Abnormal blood vessels leave the inside of a tumor with low oxygen levels, preventing any T cells from attacking the tumor. Those disabled are checkpoint inhibitors, which work by preventing cancer cells from overwriting the suppressors on T cells. By restoring normal blood flow to the tumor, angiogenesis inhibitors reverse immunosuppressive factors, allowing tumor-targeting T cells to inject. Gene normalization of tumor vessels can provide another benefit – strengthening metastasis, the spread of tumor cells to other parts of the body. An oxygen-starved tumor is “like a wounded tiger,” he says. In that case, it is more dangerous, because it is prone to release cells that can be transferred to another place and form new tumors.
To date, dozens of clinical trials have evaluated checkpoint inhibitor-angiogenesis inhibitor combos. Some have proven to be toxic, and others have failed. However, the studies have led the FDA to approve new treatments for liver, kidney, lung and endometrial cancers. The medicinal compounds are not curative, but they prevent tumor growth. And some extend patients’ lives by several months with angiogenesis inhibitors alone.
Other trials have also shown promising results, including HCC, which liver surgeon Pierce Chow of Duke NS Medical School in Singapore presented at the AACR meeting. In a phase 3 trial, the combination of bevacizumab and the checkpoint inhibitor atezolizumab reduced the chance of tumor recurrence after surgery or heat therapy by 28 percent in patients whose disease was diagnosed early. The researchers are still following the patients to see if these benefits persist and if the combination increases survival.
Scientists aren’t just mixing and matching existing options. At least one startup, DynamiCure, is seeking to develop new angiogenesis-blocking drugs that are safer and can be combined with checkpoint inhibitors. The company has begun a clinical trial of an antibody that stimulates vessel normalization. “When new companies are founded, the field is not dead, it’s blooming.

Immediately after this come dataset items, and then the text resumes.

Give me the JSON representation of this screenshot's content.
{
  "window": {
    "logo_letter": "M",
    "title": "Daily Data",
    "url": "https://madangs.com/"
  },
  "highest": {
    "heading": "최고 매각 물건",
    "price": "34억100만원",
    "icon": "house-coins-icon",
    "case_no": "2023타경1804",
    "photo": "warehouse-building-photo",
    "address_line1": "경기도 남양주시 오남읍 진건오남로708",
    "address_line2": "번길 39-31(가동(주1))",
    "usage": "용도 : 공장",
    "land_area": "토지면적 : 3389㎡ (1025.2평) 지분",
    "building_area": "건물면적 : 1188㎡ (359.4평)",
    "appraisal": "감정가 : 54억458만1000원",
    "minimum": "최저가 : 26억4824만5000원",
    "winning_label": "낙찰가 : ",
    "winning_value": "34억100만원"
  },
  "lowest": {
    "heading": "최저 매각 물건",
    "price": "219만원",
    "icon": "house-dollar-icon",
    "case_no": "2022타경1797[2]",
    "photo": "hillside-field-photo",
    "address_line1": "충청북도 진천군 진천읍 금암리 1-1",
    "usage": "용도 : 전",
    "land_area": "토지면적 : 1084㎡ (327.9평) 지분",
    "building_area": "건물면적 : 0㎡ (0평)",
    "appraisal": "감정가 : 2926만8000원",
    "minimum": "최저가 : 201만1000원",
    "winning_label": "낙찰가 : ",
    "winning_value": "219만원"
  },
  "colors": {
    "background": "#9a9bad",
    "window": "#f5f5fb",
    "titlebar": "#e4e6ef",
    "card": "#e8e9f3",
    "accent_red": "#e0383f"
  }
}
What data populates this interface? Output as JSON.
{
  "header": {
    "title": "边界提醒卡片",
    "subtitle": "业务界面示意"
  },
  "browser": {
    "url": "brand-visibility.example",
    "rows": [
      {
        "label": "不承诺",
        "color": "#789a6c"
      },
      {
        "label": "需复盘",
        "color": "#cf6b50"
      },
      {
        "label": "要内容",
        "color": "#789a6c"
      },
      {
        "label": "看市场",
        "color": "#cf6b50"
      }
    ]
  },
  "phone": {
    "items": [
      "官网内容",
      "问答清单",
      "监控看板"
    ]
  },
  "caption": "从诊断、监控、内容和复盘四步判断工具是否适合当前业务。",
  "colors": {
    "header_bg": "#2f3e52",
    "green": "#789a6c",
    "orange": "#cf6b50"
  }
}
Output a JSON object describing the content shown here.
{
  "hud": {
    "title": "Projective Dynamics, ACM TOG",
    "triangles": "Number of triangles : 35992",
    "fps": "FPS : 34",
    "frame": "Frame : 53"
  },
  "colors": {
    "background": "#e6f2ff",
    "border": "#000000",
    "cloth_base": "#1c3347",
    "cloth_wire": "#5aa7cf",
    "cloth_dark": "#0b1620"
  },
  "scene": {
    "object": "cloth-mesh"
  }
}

Still, the strategy of combining the two types of medicine faces many challenges. For one thing, most angiogenesis inhibitors directly or indirectly stymie vascular endothelial growth factor (VEGF), which promotes blood vessel growth. However, normal tissues need VEGF, and the drugs can cause side effects such as bleeding, high blood pressure, and high blood pressure.
In addition to side effects, researchers need better ways to determine whether tumors are responding to drug duos, says Magnuson. “The challenge of using this [strategy] How to cost-effectively and time-efficiently monitor arterial normality in humans.
H.M.S. “We’re making the same mistakes we made the first time,” he said, along with anticonvulsants.